Так они стояли несколько долгих минут, а потом Алита повела плечами, освобождаясь из рук Лефевра, и направилась к двери, глядя вниз и не обращая внимания на то, что слезы полились еще сильнее. Она никогда настолько остро не понимала, что все кончено.
А на следующее утро Лефевр получил письмо из государевой канцелярии: принц Рекиген приглашал его стать своим шафером. И вот теперь это было действительно — все.
— Ну, рассказывайте, миледи. Кто вы, что вы.
Его величество Ахонсо удостоил Алиту персональной аудиенции в той части оранжереи, где выращивали белые розы — те самые крупные растрепанные розы сорта «Фаола», которые красовались на каждом изображении Богоматери и означали чистоту и непорочность. Личный помощник государя, проводивший Алиту к месту аудиенции, отдал ей короткий поклон и скрылся. Ахонсо сидел на скамейке и доброжелательно, но пристально рассматривал девушку. Хоть убей, он ничем не напоминал великого государя, который в молодости выиграл две мировые войны и поднял страну из руин и пепла к нынешним высотам. Седой, высокий, наполненный каким-то невероятным спокойствием, он был похож на деда, который ждет внука с уроков: обнаружив это, Алита сразу же перестала волноваться и выпустила цепочку пояса, которую нервно крутила до этого.
— Не стоит так беспокоиться, — заметил Ахонсо и похлопал по скамейке сухой желтоватой ладонью. — Садитесь-ка, и поговорим по-простому, по семейному.

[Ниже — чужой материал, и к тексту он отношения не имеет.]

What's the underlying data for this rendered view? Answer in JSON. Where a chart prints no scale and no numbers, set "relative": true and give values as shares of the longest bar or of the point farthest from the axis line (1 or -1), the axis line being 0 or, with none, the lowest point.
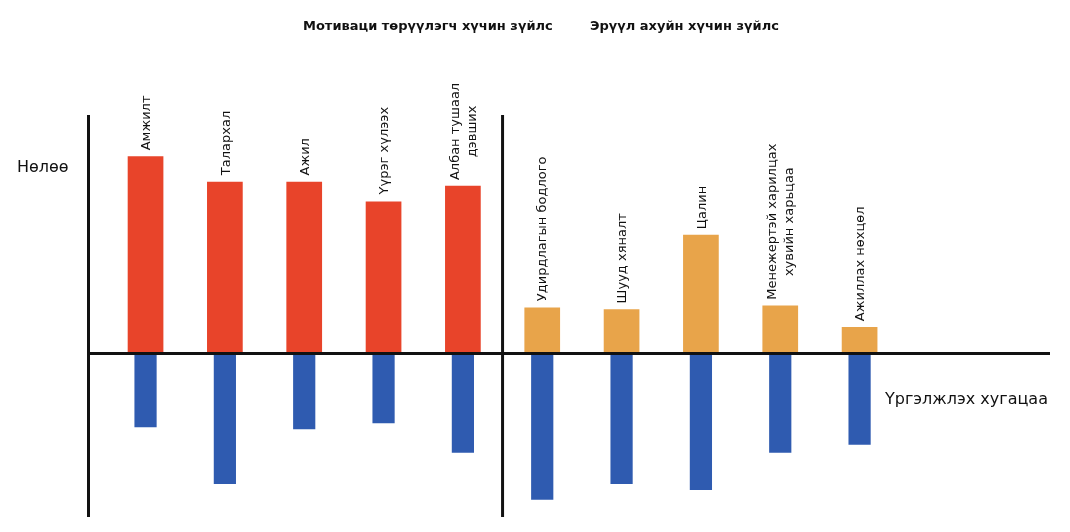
{
  "chart_data": {
    "type": "bar",
    "relative": true,
    "xlabel": "Үргэлжлэх хугацаа",
    "ylabel": "Нөлөө",
    "categories": [
      "Амжилт",
      "Талархал",
      "Ажил",
      "Үүрэг хүлээх",
      "Албан тушаал дэвших",
      "Удирдлагын бодлого",
      "Шууд хяналт",
      "Цалин",
      "Менежертэй харилцах хувийн харьцаа",
      "Ажиллах нөхцөл"
    ],
    "series": [
      {
        "colors": [
          "#e8442a",
          "#e8442a",
          "#e8442a",
          "#e8442a",
          "#e8442a",
          "#e8a44a",
          "#e8a44a",
          "#e8a44a",
          "#e8a44a",
          "#e8a44a"
        ],
        "values": [
          1.0,
          0.87,
          0.87,
          0.77,
          0.85,
          0.23,
          0.22,
          0.6,
          0.24,
          0.13
        ]
      },
      {
        "colors": [
          "#2f5bb0",
          "#2f5bb0",
          "#2f5bb0",
          "#2f5bb0",
          "#2f5bb0",
          "#2f5bb0",
          "#2f5bb0",
          "#2f5bb0",
          "#2f5bb0",
          "#2f5bb0"
        ],
        "values": [
          -0.38,
          -0.67,
          -0.39,
          -0.36,
          -0.51,
          -0.75,
          -0.67,
          -0.7,
          -0.51,
          -0.47
        ]
      }
    ],
    "annotations": [
      "Мотиваци төрүүлэгч хүчин зүйлс",
      "Эрүүл ахуйн хүчин зүйлс"
    ]
  }
}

Алита послушно опустилась на скамью и спросила:
— А с чего начать?
Ахонсо ободряюще улыбнулся.
— Для начала расскажите, откуда вы. Когда Рекиген прибежал ко мне и выпросил разрешение жениться, моя служба безопасности сразу же взялась за работу. И не обнаружила в Сузе семей с фамилией Росса. Ни дворянских, ни мещанских, никаких. А ваша официальная история начинается с отчета милорда Лефевра по делу Ятти Яаппи, в котором вы принимали самое непосредственное участие. Только говорите правду, я всегда вижу, когда человек темнит.
Алита смущенно развела руками.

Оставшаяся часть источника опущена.